Now we know how to find minima of functions. Let's do the exercise where we pretend we know `THETA0` and then just find `THETA1`.

First, let me generate the dataset for you.

In [None]:
%matplotlib inline
import matplotlib.pyplot as plt
import numpy as np
np.random.seed(0)

THETA0 = 100
THETA1 = 5.0
NOISE_STDDEV = 25

x = np.random.uniform(low = 0, high = 100, size = 100)
y = THETA0 + THETA1 * x
y += np.random.normal(scale = NOISE_STDDEV, size = 100)

plt.plot(x, y, '.')
plt.ylim(ymin = 0)

x_range = np.arange(0, 100, 5.0)
plt.plot(x_range, THETA0 + THETA1 * x_range, '-')

Next, your job is to plot the error function as a function of $\theta_1$ for a fixed $\theta_0 = 100$.

First, write a function called `sse_error`. This should find the SSE error for a given `theta1`. You may use `x`, `y`, and `THETA0`. I've given you a hint for checking the function.

Next, write a function called `sse_errors(theta1_values)`. This should create an empty numpy array of "return values" using `np.zeros`. How long should this array be? It should be as long as `theta1_values` is.

Next, iterate through `theta1_values`. Calculate the `sse_error` for each `theta1_values[idx]`. Store this in the return values array. Finally, return the array.

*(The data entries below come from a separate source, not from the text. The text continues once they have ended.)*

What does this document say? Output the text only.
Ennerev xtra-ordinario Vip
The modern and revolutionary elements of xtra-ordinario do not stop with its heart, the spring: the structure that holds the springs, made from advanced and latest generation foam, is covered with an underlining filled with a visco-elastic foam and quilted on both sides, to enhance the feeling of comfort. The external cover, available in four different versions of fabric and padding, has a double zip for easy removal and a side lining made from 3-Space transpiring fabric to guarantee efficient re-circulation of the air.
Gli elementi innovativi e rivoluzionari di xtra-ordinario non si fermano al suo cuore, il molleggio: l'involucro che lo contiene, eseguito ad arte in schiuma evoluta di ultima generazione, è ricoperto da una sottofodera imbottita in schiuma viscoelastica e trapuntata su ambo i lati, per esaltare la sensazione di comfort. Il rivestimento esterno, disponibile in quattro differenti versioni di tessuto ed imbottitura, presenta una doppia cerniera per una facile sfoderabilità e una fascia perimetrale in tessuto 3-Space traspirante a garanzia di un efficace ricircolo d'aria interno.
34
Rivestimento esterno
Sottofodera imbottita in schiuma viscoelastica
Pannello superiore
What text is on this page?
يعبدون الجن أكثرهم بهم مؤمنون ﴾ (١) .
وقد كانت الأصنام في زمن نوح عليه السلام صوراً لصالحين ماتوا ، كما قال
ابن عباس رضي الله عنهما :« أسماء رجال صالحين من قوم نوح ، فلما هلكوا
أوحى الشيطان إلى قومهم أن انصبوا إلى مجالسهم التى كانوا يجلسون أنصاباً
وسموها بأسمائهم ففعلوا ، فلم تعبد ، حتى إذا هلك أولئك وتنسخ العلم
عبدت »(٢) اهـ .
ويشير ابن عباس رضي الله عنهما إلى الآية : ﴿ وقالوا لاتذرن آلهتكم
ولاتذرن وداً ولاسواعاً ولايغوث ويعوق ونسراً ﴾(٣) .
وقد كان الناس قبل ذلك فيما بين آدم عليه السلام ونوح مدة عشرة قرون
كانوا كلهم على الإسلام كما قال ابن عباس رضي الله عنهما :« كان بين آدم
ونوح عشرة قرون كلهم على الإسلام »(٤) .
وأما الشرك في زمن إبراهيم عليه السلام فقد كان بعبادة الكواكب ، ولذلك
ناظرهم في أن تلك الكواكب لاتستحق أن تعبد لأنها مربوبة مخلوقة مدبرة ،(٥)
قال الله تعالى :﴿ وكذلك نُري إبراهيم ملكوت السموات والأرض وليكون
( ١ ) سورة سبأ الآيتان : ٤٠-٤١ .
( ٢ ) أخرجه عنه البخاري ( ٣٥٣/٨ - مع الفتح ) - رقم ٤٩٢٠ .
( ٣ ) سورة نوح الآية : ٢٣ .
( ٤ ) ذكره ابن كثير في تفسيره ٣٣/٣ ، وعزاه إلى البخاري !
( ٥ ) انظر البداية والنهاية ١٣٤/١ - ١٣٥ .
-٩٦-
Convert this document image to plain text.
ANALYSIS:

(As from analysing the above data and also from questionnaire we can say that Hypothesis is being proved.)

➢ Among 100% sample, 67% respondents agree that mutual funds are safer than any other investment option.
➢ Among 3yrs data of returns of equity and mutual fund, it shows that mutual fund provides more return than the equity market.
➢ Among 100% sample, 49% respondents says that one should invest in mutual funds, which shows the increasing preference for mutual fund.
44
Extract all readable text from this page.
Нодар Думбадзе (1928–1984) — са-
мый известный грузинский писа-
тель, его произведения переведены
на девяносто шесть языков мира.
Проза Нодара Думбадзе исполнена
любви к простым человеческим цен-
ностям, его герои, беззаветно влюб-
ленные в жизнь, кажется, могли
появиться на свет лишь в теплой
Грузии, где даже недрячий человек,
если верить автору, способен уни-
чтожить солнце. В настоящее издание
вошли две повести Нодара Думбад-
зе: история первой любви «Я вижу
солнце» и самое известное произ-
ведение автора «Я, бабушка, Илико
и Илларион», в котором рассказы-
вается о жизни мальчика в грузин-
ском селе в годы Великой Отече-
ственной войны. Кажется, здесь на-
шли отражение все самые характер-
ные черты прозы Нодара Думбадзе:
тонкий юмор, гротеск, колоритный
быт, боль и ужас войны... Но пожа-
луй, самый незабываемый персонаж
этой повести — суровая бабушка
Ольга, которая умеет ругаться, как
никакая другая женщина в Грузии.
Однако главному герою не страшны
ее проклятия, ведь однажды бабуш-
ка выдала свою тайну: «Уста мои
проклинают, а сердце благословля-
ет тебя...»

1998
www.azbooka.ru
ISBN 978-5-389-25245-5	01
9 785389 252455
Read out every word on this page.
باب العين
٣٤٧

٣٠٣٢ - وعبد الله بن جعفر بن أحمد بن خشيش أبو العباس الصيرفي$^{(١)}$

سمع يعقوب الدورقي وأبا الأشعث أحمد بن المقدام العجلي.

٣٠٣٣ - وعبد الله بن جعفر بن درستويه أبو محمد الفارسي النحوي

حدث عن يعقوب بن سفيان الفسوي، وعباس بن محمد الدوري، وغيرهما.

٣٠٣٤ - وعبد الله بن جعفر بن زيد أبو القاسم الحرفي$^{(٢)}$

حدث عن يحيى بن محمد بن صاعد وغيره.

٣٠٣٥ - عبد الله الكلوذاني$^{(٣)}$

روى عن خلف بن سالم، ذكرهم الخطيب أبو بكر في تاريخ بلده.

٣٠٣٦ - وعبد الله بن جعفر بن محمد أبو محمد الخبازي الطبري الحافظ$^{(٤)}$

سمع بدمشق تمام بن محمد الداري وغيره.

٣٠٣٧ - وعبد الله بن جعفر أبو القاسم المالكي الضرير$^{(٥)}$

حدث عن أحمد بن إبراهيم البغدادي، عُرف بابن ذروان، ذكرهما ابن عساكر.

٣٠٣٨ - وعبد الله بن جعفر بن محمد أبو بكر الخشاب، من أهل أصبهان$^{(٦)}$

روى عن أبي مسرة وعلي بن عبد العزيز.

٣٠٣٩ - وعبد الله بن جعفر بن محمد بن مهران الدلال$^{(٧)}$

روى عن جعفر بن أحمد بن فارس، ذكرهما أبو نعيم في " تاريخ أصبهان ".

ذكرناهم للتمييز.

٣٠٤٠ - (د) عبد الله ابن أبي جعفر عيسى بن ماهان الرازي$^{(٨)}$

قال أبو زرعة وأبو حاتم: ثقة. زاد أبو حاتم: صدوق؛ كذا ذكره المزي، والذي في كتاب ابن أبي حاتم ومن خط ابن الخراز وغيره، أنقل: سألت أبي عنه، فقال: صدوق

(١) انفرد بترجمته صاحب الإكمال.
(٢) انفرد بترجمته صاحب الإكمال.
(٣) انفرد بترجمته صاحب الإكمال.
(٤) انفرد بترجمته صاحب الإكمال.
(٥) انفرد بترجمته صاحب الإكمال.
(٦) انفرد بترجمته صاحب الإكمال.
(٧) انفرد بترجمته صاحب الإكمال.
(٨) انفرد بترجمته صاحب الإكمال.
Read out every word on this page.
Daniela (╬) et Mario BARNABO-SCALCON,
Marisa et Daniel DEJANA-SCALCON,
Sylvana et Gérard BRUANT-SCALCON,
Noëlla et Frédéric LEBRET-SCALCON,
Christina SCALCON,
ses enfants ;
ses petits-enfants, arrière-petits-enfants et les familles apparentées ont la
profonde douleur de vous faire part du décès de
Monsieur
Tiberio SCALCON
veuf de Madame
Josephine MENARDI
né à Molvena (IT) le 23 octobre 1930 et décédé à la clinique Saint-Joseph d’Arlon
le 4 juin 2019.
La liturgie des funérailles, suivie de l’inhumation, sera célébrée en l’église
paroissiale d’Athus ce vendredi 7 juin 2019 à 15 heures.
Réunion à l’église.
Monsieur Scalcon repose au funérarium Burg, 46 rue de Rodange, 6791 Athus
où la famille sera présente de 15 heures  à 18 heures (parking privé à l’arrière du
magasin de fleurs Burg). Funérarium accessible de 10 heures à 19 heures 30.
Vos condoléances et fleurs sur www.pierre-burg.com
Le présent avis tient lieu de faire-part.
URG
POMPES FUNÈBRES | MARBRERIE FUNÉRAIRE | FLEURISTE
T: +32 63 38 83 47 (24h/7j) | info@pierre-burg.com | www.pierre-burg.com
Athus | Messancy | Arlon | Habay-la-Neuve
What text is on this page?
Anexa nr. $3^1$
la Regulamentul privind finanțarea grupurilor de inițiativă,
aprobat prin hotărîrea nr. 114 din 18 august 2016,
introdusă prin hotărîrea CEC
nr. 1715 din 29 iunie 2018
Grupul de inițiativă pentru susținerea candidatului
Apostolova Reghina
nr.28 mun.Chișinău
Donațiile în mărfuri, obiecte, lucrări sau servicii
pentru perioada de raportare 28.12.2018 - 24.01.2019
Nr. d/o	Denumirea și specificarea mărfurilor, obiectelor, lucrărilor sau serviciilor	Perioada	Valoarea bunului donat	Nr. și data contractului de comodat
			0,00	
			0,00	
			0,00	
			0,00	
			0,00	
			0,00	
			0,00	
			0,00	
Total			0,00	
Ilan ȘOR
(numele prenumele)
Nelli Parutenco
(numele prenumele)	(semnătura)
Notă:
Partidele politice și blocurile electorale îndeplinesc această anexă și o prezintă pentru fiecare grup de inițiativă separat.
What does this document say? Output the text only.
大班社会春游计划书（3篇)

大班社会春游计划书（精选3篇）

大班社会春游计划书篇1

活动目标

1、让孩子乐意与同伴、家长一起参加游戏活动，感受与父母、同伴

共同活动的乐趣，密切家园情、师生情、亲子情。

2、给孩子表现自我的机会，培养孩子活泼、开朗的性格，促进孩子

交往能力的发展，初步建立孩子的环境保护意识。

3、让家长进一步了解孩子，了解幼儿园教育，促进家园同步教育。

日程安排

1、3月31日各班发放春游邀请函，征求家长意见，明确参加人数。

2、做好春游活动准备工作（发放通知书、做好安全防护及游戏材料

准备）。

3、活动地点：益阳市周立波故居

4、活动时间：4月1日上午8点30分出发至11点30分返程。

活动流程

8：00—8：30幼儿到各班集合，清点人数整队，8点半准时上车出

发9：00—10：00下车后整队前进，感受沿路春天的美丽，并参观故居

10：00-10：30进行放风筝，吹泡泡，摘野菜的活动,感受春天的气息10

Plot the `sse_errors(theta1_values)` against the `theta1_values`. You should see a parabolic curve that has a minimum at about 5.0. (The minimum may not be exactly 5.0, because of overfitting).

In [None]:
def sse_error(theta1):
    # you may use x, y, and THETA0 here.
    pass

# Should be 64360.1077567.
print(
    sse_error(5.0)
)

def sse_errors(theta1_values):
    pass

theta1_values = np.arange(0, 10, 0.1)
plt.plot(theta1_values, sse_errors(theta1_values), '-')

Our next goal is to find the best $\hat\theta_1$ that minimizes the squared error.

To do this, **first** write a function `sse_error_deriv_wrt_theta1(theta0, theta1, x, y)`. You will need the formula for this derivative. You can calculate this from:

\\[
E(\theta_0, \theta_1) = \sum_{i=0}^N ((\theta_0 + \theta_1 x_i) - y_i)^2
\\
\frac{\partial E}{\partial \theta_1}(\theta_0, \theta_1) = \sum_{i=0}^N \text{(what goes here?)}
\\]

Two hints: (1) remember the polynomial rule that $f(x) = x^k \Rightarrow f'(x) = k x^{k - 1}$, and (2) the chain rule: $f(x) = g(h(x)) \Rightarrow f'(x) = g'(h(x))h'(x)$.

**Next**, write the function `sse_error_2nd_deriv_wrt_theta1(theta0, theta1, x, y)`.

Both these functions can be written in a vector form with no loops.

In [None]:
def sse_error_deriv_wrt_theta1(theta0, theta1, x, y):
    pass

def sse_error_2nd_deriv_wrt_theta1(theta0, theta1, x, y):
    pass

print(
    sse_error_deriv_wrt_theta1(THETA0, 5.0, x, y)
)
# => should be -42846.3348768

print(
    sse_error_2nd_deriv_wrt_theta1(THETA0, 5.0, x, y)
)
# => should be 613303.660271

Using these functions, and a starting point of `theta0 = 100.0` and `theta1 = 0.0` , use the derivative and second derivative to calculate the next guess for `theta1` according to Newton's Method.

In [None]:
theta0 = 100.0
theta1 = 0.0
print(
    # This is your job!
)
# => Should be about 5.07